We have a woodstove from U.S. Stove company (a Magnolia) that is supposed to heat up to 2,400 square feet, but it doesn't. I think part of its problem is that it's poorly located. It's on the west wall of the cabin, 32 feet away from the western wall. When it's roaring, the upstairs directly above it is HOT but the living area (at the far end of the house) is chilly. There's no walls blocking the air flow between west and east but the heat just seems to go up and out as opposed to moving across the house.

Yesterday we went into town and bought a propane heater. One of the ventless ones. It supposedly will heat up to 1,000 square feet. We parked it in the new addition and turned it up to full blast. It's really warming up the whole house. The combination of propane heater and wood stove meant that last night we enjoyed a warm and comfortable sleep for the first time since this cold spell hit. I have no idea how much propane this thing is going through yet, but propane is still cheaper than wood.

I'm not sure how the pioneers in colder climes really did through the winter. Were their woodstoves more central to their cabins and their cabins better insulated then the big plywood box I live in? Or did they just suffer the cold better?

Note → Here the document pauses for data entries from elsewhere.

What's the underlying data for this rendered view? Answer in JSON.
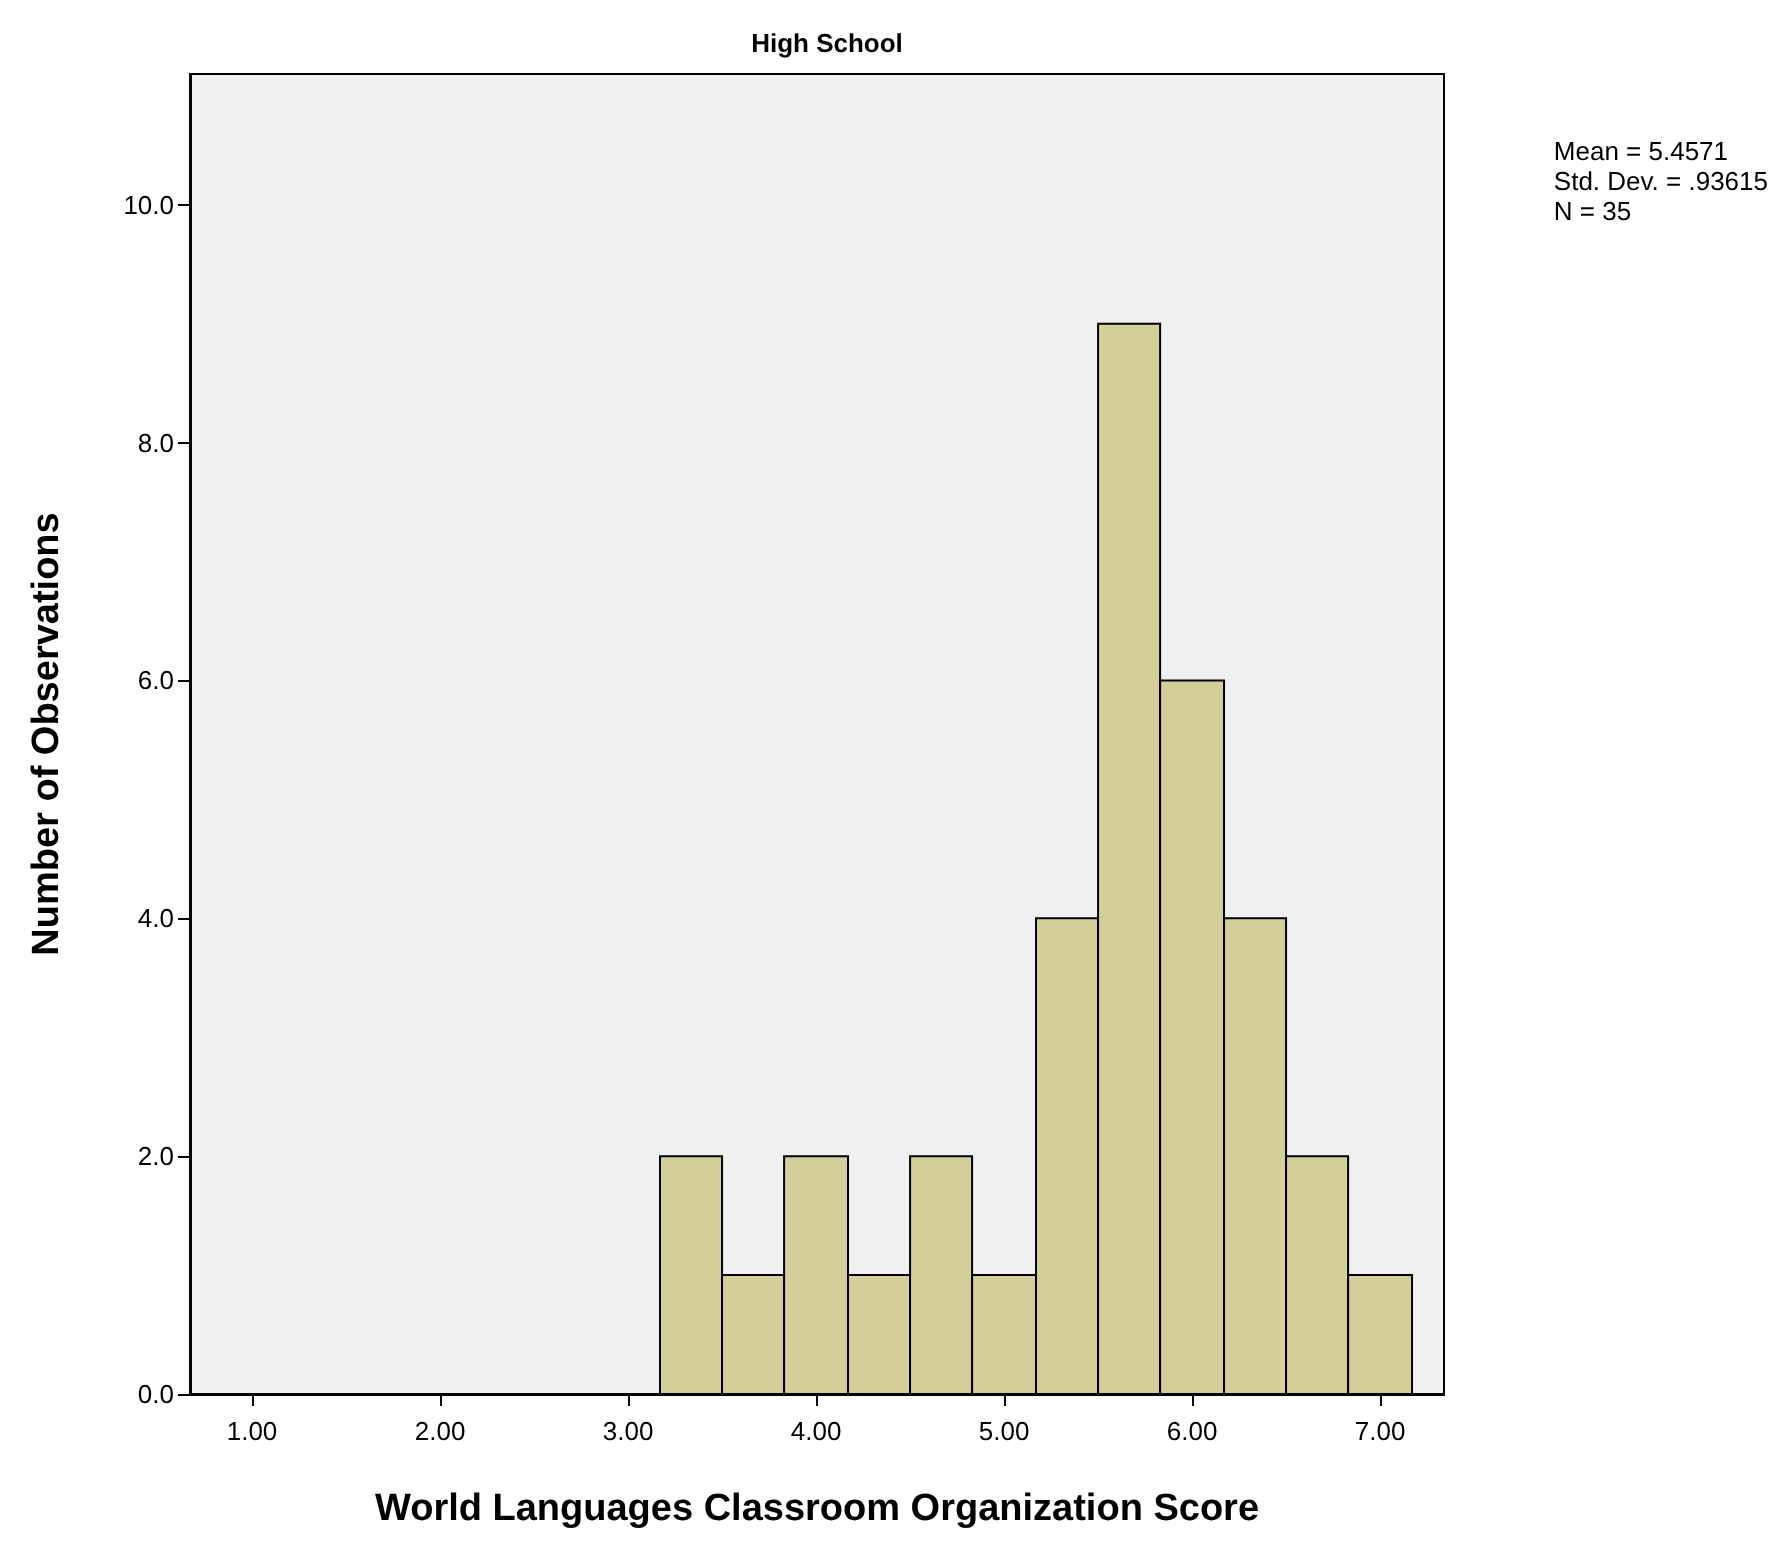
{
  "chart_data": {
    "type": "histogram",
    "title": "High School",
    "xlabel": "World Languages Classroom Organization Score",
    "ylabel": "Number of Observations",
    "bins": [
      3.17,
      3.5,
      3.83,
      4.17,
      4.5,
      4.83,
      5.17,
      5.5,
      5.83,
      6.17,
      6.5,
      6.83,
      7.17
    ],
    "values": [
      2,
      1,
      2,
      1,
      2,
      1,
      4,
      9,
      6,
      4,
      2,
      1
    ],
    "color": "#d4cf99",
    "xlim": [
      0.67,
      7.34
    ],
    "ylim": [
      0,
      11.1
    ],
    "xticks": [
      {
        "value": 1,
        "label": "1.00"
      },
      {
        "value": 2,
        "label": "2.00"
      },
      {
        "value": 3,
        "label": "3.00"
      },
      {
        "value": 4,
        "label": "4.00"
      },
      {
        "value": 5,
        "label": "5.00"
      },
      {
        "value": 6,
        "label": "6.00"
      },
      {
        "value": 7,
        "label": "7.00"
      }
    ],
    "yticks": [
      {
        "value": 0,
        "label": "0.0"
      },
      {
        "value": 2,
        "label": "2.0"
      },
      {
        "value": 4,
        "label": "4.0"
      },
      {
        "value": 6,
        "label": "6.0"
      },
      {
        "value": 8,
        "label": "8.0"
      },
      {
        "value": 10,
        "label": "10.0"
      }
    ],
    "annotations": [
      "Mean = 5.4571\nStd. Dev. = .93615\nN = 35"
    ],
    "grid": false
  }
}
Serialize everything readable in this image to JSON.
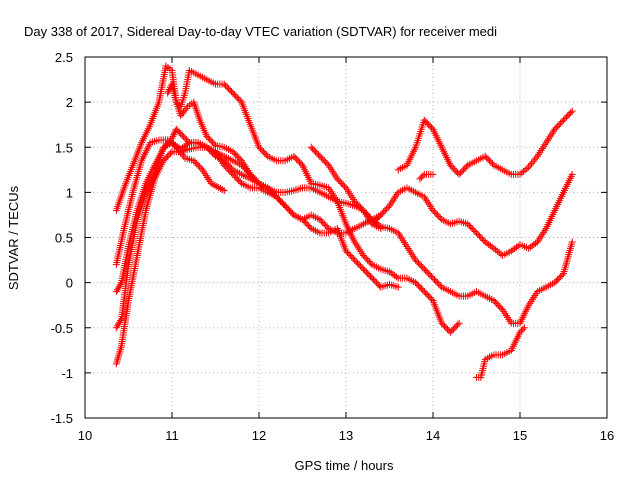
{
  "chart_data": {
    "type": "scatter",
    "title": "Day 338 of 2017, Sidereal Day-to-day VTEC variation (SDTVAR) for receiver medi",
    "xlabel": "GPS time / hours",
    "ylabel": "SDTVAR / TECUs",
    "xlim": [
      10,
      16
    ],
    "ylim": [
      -1.5,
      2.5
    ],
    "xticks": [
      "10",
      "11",
      "12",
      "13",
      "14",
      "15",
      "16"
    ],
    "yticks": [
      "2.5",
      "2",
      "1.5",
      "1",
      "0.5",
      "0",
      "-0.5",
      "-1",
      "-1.5"
    ],
    "grid": true,
    "marker": "+",
    "color": "#ff0000",
    "series": [
      {
        "name": "track-1",
        "x": [
          10.36,
          10.45,
          10.55,
          10.65,
          10.75,
          10.85,
          10.93,
          11.0,
          11.05,
          11.1,
          11.18,
          11.25,
          11.32,
          11.4,
          11.5,
          11.6,
          11.7,
          11.8,
          11.9,
          12.0,
          12.05
        ],
        "y": [
          0.8,
          1.05,
          1.3,
          1.55,
          1.75,
          2.0,
          2.4,
          2.35,
          2.0,
          1.85,
          1.95,
          2.0,
          1.8,
          1.62,
          1.52,
          1.5,
          1.45,
          1.35,
          1.2,
          1.1,
          1.05
        ]
      },
      {
        "name": "track-2",
        "x": [
          10.36,
          10.42,
          10.5,
          10.6,
          10.7,
          10.8,
          10.9,
          11.0,
          11.1,
          11.2,
          11.3,
          11.4,
          11.5,
          11.6,
          11.7,
          11.8,
          11.9,
          12.0,
          12.1,
          12.2,
          12.3,
          12.4,
          12.5,
          12.6,
          12.7,
          12.8,
          12.9,
          13.0,
          13.1,
          13.2,
          13.3,
          13.4
        ],
        "y": [
          -0.9,
          -0.7,
          -0.2,
          0.3,
          0.8,
          1.15,
          1.35,
          1.45,
          1.45,
          1.48,
          1.5,
          1.5,
          1.45,
          1.4,
          1.35,
          1.3,
          1.2,
          1.1,
          1.05,
          1.0,
          1.0,
          1.02,
          1.05,
          1.05,
          1.0,
          0.95,
          0.9,
          0.88,
          0.85,
          0.8,
          0.65,
          0.6
        ]
      },
      {
        "name": "track-3",
        "x": [
          10.36,
          10.42,
          10.5,
          10.6,
          10.7,
          10.8,
          10.9,
          11.0,
          11.1,
          11.2,
          11.3,
          11.4,
          11.5,
          11.6,
          11.7,
          11.8,
          11.9,
          12.0,
          12.1,
          12.2,
          12.3,
          12.4,
          12.5,
          12.6,
          12.7,
          12.8,
          12.9,
          13.0,
          13.1,
          13.2,
          13.3,
          13.4
        ],
        "y": [
          -0.5,
          -0.4,
          0.2,
          0.7,
          1.0,
          1.2,
          1.5,
          1.55,
          1.48,
          1.55,
          1.55,
          1.5,
          1.45,
          1.3,
          1.2,
          1.1,
          1.05,
          1.05,
          1.0,
          0.95,
          0.85,
          0.75,
          0.7,
          0.75,
          0.7,
          0.6,
          0.55,
          0.55,
          0.6,
          0.65,
          0.7,
          0.75
        ]
      },
      {
        "name": "track-4",
        "x": [
          10.36,
          10.45,
          10.55,
          10.65,
          10.75,
          10.85,
          10.95,
          11.05,
          11.15,
          11.25,
          11.35,
          11.45,
          11.6
        ],
        "y": [
          0.2,
          0.6,
          1.0,
          1.35,
          1.55,
          1.58,
          1.58,
          1.5,
          1.38,
          1.35,
          1.25,
          1.1,
          1.02
        ]
      },
      {
        "name": "track-5",
        "x": [
          10.36,
          10.42,
          10.5,
          10.6,
          10.7,
          10.8,
          10.9,
          11.0,
          11.05,
          11.1,
          11.15,
          11.2,
          11.3,
          11.4,
          11.5,
          11.6,
          11.7,
          11.8,
          11.9,
          12.0,
          12.1,
          12.2,
          12.3,
          12.35,
          12.4,
          12.5,
          12.6,
          12.7,
          12.8,
          12.9,
          13.0,
          13.1,
          13.2,
          13.3,
          13.35,
          13.4,
          13.5,
          13.6
        ],
        "y": [
          -0.1,
          0.0,
          0.4,
          0.8,
          1.1,
          1.3,
          1.48,
          1.6,
          1.7,
          1.65,
          1.6,
          1.55,
          1.55,
          1.5,
          1.4,
          1.35,
          1.25,
          1.2,
          1.15,
          1.1,
          1.05,
          0.95,
          0.85,
          0.8,
          0.75,
          0.7,
          0.6,
          0.55,
          0.55,
          0.6,
          0.35,
          0.25,
          0.15,
          0.05,
          0.0,
          -0.05,
          -0.02,
          -0.05
        ]
      },
      {
        "name": "track-6",
        "x": [
          10.95,
          11.0,
          11.05,
          11.1,
          11.15,
          11.2,
          11.3,
          11.4,
          11.5,
          11.6,
          11.7,
          11.8,
          11.9,
          12.0,
          12.1,
          12.2,
          12.3,
          12.4,
          12.5,
          12.6,
          12.7,
          12.8,
          12.9,
          13.0,
          13.1,
          13.2,
          13.3,
          13.4,
          13.5,
          13.6,
          13.7,
          13.8,
          13.9,
          14.0,
          14.1,
          14.2,
          14.3
        ],
        "y": [
          2.1,
          2.2,
          2.0,
          1.95,
          2.1,
          2.35,
          2.3,
          2.25,
          2.2,
          2.2,
          2.1,
          2.0,
          1.75,
          1.5,
          1.4,
          1.35,
          1.35,
          1.4,
          1.3,
          1.1,
          1.08,
          1.05,
          0.9,
          0.65,
          0.45,
          0.3,
          0.2,
          0.15,
          0.12,
          0.05,
          0.05,
          0.0,
          -0.1,
          -0.2,
          -0.45,
          -0.55,
          -0.45
        ]
      },
      {
        "name": "track-7",
        "x": [
          12.6,
          12.7,
          12.8,
          12.9,
          13.0,
          13.1,
          13.2,
          13.3,
          13.4,
          13.5,
          13.6,
          13.7,
          13.8,
          13.9,
          14.0,
          14.1,
          14.2,
          14.3,
          14.4,
          14.5,
          14.6,
          14.7,
          14.8,
          14.9,
          15.0,
          15.1,
          15.2,
          15.3,
          15.4,
          15.5,
          15.6
        ],
        "y": [
          1.5,
          1.4,
          1.3,
          1.15,
          1.05,
          0.9,
          0.8,
          0.7,
          0.62,
          0.6,
          0.55,
          0.4,
          0.25,
          0.15,
          0.05,
          -0.05,
          -0.1,
          -0.15,
          -0.15,
          -0.1,
          -0.15,
          -0.2,
          -0.3,
          -0.45,
          -0.45,
          -0.25,
          -0.1,
          -0.05,
          0.0,
          0.1,
          0.45
        ]
      },
      {
        "name": "track-8",
        "x": [
          13.3,
          13.4,
          13.5,
          13.6,
          13.7,
          13.8,
          13.9,
          14.0,
          14.1,
          14.2,
          14.3,
          14.4,
          14.5,
          14.6,
          14.7,
          14.8,
          14.9,
          15.0,
          15.1,
          15.2,
          15.3,
          15.4,
          15.5,
          15.6
        ],
        "y": [
          0.65,
          0.75,
          0.85,
          1.0,
          1.05,
          1.0,
          0.95,
          0.8,
          0.7,
          0.65,
          0.68,
          0.65,
          0.55,
          0.45,
          0.38,
          0.3,
          0.35,
          0.42,
          0.38,
          0.45,
          0.6,
          0.8,
          1.0,
          1.2
        ]
      },
      {
        "name": "track-9",
        "x": [
          13.6,
          13.7,
          13.8,
          13.85,
          13.9,
          14.0,
          14.1,
          14.2,
          14.3,
          14.4,
          14.5,
          14.6,
          14.7,
          14.8,
          14.9,
          15.0,
          15.1,
          15.2,
          15.3,
          15.4,
          15.5,
          15.6
        ],
        "y": [
          1.25,
          1.3,
          1.5,
          1.65,
          1.8,
          1.7,
          1.5,
          1.3,
          1.2,
          1.3,
          1.35,
          1.4,
          1.3,
          1.25,
          1.2,
          1.2,
          1.28,
          1.4,
          1.55,
          1.7,
          1.8,
          1.9
        ]
      },
      {
        "name": "track-10",
        "x": [
          13.85,
          13.9,
          13.95,
          14.0
        ],
        "y": [
          1.15,
          1.2,
          1.2,
          1.2
        ]
      },
      {
        "name": "track-11",
        "x": [
          14.5,
          14.55,
          14.6,
          14.7,
          14.8,
          14.9,
          15.0,
          15.05
        ],
        "y": [
          -1.05,
          -1.05,
          -0.85,
          -0.8,
          -0.8,
          -0.75,
          -0.55,
          -0.5
        ]
      }
    ]
  }
}
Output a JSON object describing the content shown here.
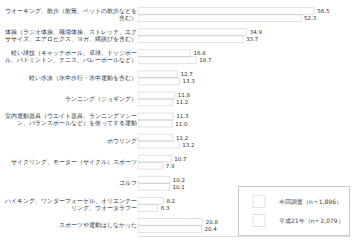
{
  "chart_data": {
    "type": "bar",
    "orientation": "horizontal",
    "categories": [
      "ウオーキング、散歩（散策、ペットの散歩などを\n含む）",
      "体操（ラジオ体操、職場体操、ストレッチ、エク\nササイズ、エアロビクス、ヨガ、縄跳びを含む）",
      "軽い球技（キャッチボール、卓球、ドッジボー\nル、バドミントン、テニス、バレーボールなど）",
      "軽い水泳（水中歩行・水中運動を含む）",
      "ランニング（ジョギング）",
      "室内運動器具（ウエイト器具、ランニングマシー\nン、バランスボールなど）を使ってする運動",
      "ボウリング",
      "サイクリング、モーター（サイクル）スポーツ",
      "ゴルフ",
      "ハイキング、ワンダーフォーゲル、オリエンテー\nリング、ウオータラフー",
      "スポーツや運動はしなかった"
    ],
    "series": [
      {
        "name": "今回調査（n＝1,896）",
        "color": "#555555",
        "values": [
          56.5,
          34.9,
          16.8,
          12.7,
          11.8,
          11.3,
          11.2,
          10.7,
          10.2,
          8.2,
          20.8
        ],
        "value_labels": [
          "56.5",
          "34.9",
          "16.8",
          "12.7",
          "11.8",
          "11.3",
          "11.2",
          "10.7",
          "10.2",
          "8.2",
          "20.8"
        ]
      },
      {
        "name": "平成21年（n＝2,079）",
        "color": "#cccccc",
        "values": [
          52.3,
          33.7,
          18.7,
          13.3,
          11.2,
          11.0,
          13.2,
          7.9,
          10.1,
          6.3,
          20.4
        ],
        "value_labels": [
          "52.3",
          "33.7",
          "18.7",
          "13.3",
          "11.2",
          "11.0",
          "13.2",
          "7.9",
          "10.1",
          "6.3",
          "20.4"
        ]
      }
    ],
    "xlim": [
      0,
      68
    ],
    "tick_labels": "y",
    "data_labels": true,
    "legend": "lower right",
    "grid": false
  }
}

I hope you're staying warm and comfortable. I take comfort in the fact that these days are few here in my part of Texas.

1 comment:

OD from HT said...

How did they do it you ask? Easy, Dad got up early and got the fire going. Then he grabbed a shovel and shovel the snow off the wife and the kids' beds so they could get up and get dressed (fast!). Yes, the houses leaked so bad they would wake to inches of snow on the beds....or frost/frozen top blankets. They didn't know any it wasn't a "big deal".